NASA is well underway developing systems for reaching Mars, and technologies for orbiting the planet and exploring its surface. Once on Mars, the space agency plans to establish a presence in what it calls “pioneering space,” and is seeking new techniques and methods that can enable crews to function independently from Earth. Innovative solutions are needed, says the agency, because of infrequent resupply schedules — a minimum of 500 days between resupply opportunities — and size limitations of space craft.
To address these limitations, NASA is looking for technical proposals to establish or enhance a sustained human presence on Mars describing the capabilities to be developed and the steps needed in the short and long terms, to achieve those capabilities. Proposals can include approaches, individual systems, or sets of integrated systems.
The space agency says submissions should include assumptions, analyses, and data to support them. Submissions should also include processes to develop, test, implement, and operate the proposed systems. Proposals will be evaluated on relevance, creativity, simplicity, resource efficiency, feasibility, comprehensiveness and scalability.

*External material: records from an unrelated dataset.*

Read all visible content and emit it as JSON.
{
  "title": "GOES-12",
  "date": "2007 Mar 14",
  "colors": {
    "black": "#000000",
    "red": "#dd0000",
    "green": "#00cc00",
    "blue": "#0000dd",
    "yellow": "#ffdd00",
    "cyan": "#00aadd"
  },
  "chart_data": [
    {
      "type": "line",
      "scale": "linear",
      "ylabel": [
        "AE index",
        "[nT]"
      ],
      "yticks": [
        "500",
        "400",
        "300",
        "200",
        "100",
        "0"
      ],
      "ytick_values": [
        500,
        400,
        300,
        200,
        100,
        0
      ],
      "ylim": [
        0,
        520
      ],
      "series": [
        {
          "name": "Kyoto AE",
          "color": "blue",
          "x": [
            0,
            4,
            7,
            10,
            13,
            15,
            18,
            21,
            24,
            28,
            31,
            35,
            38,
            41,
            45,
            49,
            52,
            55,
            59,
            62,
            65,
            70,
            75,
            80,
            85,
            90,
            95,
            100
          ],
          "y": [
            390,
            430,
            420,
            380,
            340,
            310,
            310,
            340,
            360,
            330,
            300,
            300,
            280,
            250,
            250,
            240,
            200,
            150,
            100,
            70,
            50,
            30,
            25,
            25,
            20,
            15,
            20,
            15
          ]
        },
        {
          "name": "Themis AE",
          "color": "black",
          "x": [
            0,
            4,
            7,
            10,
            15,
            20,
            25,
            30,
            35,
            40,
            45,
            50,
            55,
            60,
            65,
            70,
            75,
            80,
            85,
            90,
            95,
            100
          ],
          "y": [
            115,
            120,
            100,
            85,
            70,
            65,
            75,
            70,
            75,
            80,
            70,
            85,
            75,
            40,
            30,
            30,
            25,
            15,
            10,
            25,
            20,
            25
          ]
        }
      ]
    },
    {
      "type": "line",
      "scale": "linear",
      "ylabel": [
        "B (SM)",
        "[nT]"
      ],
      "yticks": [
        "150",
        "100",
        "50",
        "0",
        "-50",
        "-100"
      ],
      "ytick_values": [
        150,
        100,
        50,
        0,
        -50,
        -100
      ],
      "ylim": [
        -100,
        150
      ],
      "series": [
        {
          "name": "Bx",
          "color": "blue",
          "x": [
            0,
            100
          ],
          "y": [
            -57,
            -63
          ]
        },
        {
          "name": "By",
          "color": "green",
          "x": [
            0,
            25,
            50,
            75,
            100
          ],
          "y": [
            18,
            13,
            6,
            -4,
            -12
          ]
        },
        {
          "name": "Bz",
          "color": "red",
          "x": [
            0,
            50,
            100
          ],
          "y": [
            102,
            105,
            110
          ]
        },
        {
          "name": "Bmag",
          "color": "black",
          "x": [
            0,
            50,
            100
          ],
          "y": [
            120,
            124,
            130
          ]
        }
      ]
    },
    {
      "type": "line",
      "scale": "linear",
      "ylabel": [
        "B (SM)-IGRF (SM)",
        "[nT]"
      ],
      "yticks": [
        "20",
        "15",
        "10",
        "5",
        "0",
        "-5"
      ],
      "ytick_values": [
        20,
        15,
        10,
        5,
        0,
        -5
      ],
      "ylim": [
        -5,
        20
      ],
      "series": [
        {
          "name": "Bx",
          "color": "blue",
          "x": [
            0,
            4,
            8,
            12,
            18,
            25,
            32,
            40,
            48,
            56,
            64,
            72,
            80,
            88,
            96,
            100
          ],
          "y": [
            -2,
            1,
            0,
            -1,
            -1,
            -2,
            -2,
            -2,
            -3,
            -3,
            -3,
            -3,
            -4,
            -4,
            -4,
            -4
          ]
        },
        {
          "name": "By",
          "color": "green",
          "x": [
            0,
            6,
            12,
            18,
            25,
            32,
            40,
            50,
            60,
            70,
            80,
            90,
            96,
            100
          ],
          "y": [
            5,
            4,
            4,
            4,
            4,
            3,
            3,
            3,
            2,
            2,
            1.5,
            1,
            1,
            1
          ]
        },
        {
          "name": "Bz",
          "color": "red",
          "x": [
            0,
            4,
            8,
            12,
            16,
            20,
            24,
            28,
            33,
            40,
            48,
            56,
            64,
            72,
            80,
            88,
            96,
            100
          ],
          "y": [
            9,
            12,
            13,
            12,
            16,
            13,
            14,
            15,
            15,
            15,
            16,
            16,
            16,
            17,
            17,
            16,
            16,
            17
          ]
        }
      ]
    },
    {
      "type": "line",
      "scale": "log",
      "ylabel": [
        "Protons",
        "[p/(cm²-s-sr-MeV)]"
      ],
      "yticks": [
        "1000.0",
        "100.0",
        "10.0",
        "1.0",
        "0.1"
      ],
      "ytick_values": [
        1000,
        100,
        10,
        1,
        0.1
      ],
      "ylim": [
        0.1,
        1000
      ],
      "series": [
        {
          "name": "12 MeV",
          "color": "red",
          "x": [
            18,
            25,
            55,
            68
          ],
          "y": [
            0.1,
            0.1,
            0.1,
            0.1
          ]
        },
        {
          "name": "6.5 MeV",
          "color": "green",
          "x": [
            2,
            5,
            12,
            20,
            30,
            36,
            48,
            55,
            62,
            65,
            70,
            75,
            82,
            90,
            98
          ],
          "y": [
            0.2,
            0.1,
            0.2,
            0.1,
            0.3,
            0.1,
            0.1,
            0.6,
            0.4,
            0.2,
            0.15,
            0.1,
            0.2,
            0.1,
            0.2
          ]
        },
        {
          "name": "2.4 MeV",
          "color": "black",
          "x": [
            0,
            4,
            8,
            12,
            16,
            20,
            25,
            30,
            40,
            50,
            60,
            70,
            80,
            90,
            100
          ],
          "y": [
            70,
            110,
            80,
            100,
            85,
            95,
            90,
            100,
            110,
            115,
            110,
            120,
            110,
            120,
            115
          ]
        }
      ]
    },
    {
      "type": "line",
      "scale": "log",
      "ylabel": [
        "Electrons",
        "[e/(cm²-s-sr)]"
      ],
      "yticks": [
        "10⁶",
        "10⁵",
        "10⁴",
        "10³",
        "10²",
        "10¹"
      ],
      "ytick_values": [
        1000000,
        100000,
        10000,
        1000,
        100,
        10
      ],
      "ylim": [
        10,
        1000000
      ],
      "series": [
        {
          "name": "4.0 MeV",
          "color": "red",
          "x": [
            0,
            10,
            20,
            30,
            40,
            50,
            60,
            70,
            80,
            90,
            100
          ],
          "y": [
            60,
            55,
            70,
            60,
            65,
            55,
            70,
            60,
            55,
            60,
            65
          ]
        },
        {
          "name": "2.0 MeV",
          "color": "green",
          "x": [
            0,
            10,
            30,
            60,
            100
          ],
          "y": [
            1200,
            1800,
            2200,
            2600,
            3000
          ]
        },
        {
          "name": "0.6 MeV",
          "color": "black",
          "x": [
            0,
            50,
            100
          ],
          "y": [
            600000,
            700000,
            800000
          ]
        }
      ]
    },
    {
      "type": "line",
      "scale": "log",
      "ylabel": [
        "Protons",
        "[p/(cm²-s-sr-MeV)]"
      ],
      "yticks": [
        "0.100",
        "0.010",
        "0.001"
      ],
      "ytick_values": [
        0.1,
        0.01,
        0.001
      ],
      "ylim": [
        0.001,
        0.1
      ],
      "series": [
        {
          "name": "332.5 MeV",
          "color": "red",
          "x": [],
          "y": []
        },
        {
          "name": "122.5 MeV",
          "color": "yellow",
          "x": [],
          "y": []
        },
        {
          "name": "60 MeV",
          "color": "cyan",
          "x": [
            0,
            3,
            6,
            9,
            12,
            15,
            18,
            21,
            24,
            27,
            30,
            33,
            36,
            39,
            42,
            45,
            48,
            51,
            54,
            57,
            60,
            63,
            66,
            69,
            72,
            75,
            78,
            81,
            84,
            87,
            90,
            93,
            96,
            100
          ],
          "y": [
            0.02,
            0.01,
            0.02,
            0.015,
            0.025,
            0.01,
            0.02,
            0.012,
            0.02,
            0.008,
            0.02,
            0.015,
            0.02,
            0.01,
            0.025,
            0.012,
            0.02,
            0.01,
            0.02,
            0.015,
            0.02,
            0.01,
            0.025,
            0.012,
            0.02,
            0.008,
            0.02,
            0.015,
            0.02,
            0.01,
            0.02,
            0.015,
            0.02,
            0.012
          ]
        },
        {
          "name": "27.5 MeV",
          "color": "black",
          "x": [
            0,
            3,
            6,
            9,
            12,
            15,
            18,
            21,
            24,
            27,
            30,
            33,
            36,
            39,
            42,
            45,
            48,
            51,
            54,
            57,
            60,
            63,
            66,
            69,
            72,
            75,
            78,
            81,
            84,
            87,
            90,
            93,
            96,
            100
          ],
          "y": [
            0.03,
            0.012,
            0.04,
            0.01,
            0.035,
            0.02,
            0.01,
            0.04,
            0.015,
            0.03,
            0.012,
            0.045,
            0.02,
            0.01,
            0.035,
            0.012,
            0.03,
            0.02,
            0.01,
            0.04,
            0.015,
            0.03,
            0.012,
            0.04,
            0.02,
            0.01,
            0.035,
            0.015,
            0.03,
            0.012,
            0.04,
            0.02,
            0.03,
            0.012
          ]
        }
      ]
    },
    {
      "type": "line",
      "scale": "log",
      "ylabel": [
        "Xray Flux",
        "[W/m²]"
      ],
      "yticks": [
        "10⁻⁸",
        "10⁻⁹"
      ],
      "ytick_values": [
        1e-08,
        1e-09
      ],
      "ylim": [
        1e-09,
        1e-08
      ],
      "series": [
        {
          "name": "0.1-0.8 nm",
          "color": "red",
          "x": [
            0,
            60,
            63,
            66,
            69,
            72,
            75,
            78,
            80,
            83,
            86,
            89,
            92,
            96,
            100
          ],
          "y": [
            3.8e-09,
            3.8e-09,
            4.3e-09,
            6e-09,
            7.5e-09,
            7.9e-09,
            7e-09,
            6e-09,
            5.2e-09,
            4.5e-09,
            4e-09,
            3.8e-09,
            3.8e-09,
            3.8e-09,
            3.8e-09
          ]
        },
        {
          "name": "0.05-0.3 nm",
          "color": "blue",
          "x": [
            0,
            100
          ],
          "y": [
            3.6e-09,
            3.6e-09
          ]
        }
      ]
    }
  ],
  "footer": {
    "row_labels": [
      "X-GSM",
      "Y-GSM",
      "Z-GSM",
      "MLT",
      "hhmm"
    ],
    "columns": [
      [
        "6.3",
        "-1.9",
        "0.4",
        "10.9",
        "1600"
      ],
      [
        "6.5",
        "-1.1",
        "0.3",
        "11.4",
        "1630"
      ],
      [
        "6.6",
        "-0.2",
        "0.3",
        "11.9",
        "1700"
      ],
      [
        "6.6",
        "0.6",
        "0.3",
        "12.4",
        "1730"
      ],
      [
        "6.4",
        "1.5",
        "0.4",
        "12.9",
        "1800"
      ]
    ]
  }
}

InnoCentive calls this type of competition a theoretical-licensing challenge, where the sponsor is looking for ideas that are not yet at the proof-of concept stage, but participants still need to provide enough details in their proposals to describe the feasibility of their ideas. As the sponsor, NASA is seeking a non-exclusive license to implement ideas in participants’ proposals; participants do not need to relinquish all intellectual property rights. Nor does NASA seek rights to any ideas not winning awards.
Prizes will be awarded in increments of $5,000, up to a total of $15,000. Up to 3 prizes will be awarded, but NASA says no number of prizes is guaranteed.